SHANGHAI, Aug. 13 -- MORE and more Chinese are buying books on the Internet, according to a new survey.

However, according to the fourth national reading survey by China Research Institute of Publishing Science, there has been a decrease in China's national reading ratio over the past six years.

But as e-commerce became part of people's daily life, the book market has seen a big leap in sales volume.

"Online bookstores made it possible for people to have access to more options, at the same time boosting the print book market," said Qu Mingying, a researcher with the Beijing-based CRIPS.

"Generally speaking, the prosperity of virtual bookstores has had some impact on their real-world counterparts, but not that significantly," Qu commented.

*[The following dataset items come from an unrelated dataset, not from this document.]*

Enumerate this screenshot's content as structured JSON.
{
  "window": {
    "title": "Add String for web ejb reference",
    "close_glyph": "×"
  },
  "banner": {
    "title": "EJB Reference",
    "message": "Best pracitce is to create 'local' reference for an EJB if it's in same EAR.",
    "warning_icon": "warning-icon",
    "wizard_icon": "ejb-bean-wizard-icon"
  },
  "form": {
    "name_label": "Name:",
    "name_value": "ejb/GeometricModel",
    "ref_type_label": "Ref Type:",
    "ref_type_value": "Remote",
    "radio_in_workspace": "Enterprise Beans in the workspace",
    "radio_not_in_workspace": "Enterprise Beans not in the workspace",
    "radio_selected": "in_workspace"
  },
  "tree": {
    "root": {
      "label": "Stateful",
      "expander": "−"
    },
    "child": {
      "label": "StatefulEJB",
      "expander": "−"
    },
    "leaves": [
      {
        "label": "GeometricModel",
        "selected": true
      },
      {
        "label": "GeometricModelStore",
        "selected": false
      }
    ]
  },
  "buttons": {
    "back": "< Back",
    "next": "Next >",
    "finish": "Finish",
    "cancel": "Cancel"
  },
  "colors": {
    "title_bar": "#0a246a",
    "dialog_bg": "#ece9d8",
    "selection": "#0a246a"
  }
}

An earlier report issued by AC Nielsen revealed that China has the highest online book-buying rate in the world.

About 63 percent of Chinese Internet users had made online purchases and 56 percent of those had bought reading materials, the highest ratio in the world, said the report in 2005. Dangdang.com, China's biggest online bookseller, recently saw a boom in its sales volume and readership, respectively.

"The figure hasn't been updated yet, but the rate is definitely going higher," said Li Guoqing, CEO of Dangdang.com.

Yet things are not so rosy with traditional bookstores.

"Many people come to our bookstore just to write down the names of the books they want and then go online shopping. We are embarrassed," said a sales clerk at a traditional bookstore in Beijing.

A fierce price war is taking shape between traditional bookstores and their online counterparts. Faced with the low-cost advantage of online bookstores, traditional ones can do nothing but lower their prices.

During the recent release of "Harry Potter and the Deathly Hallows," Joyo.com offered the book 70 percent cheaper than its regular price.

However, Huang Yuhai, chairman of 99read.com, another online bookseller, said the total sales volume of China's three biggest online stores was 500 million yuan (US$66.7 million), just two percent of China's total book market. Amazon.com's sales were about 40 percent of the total American market.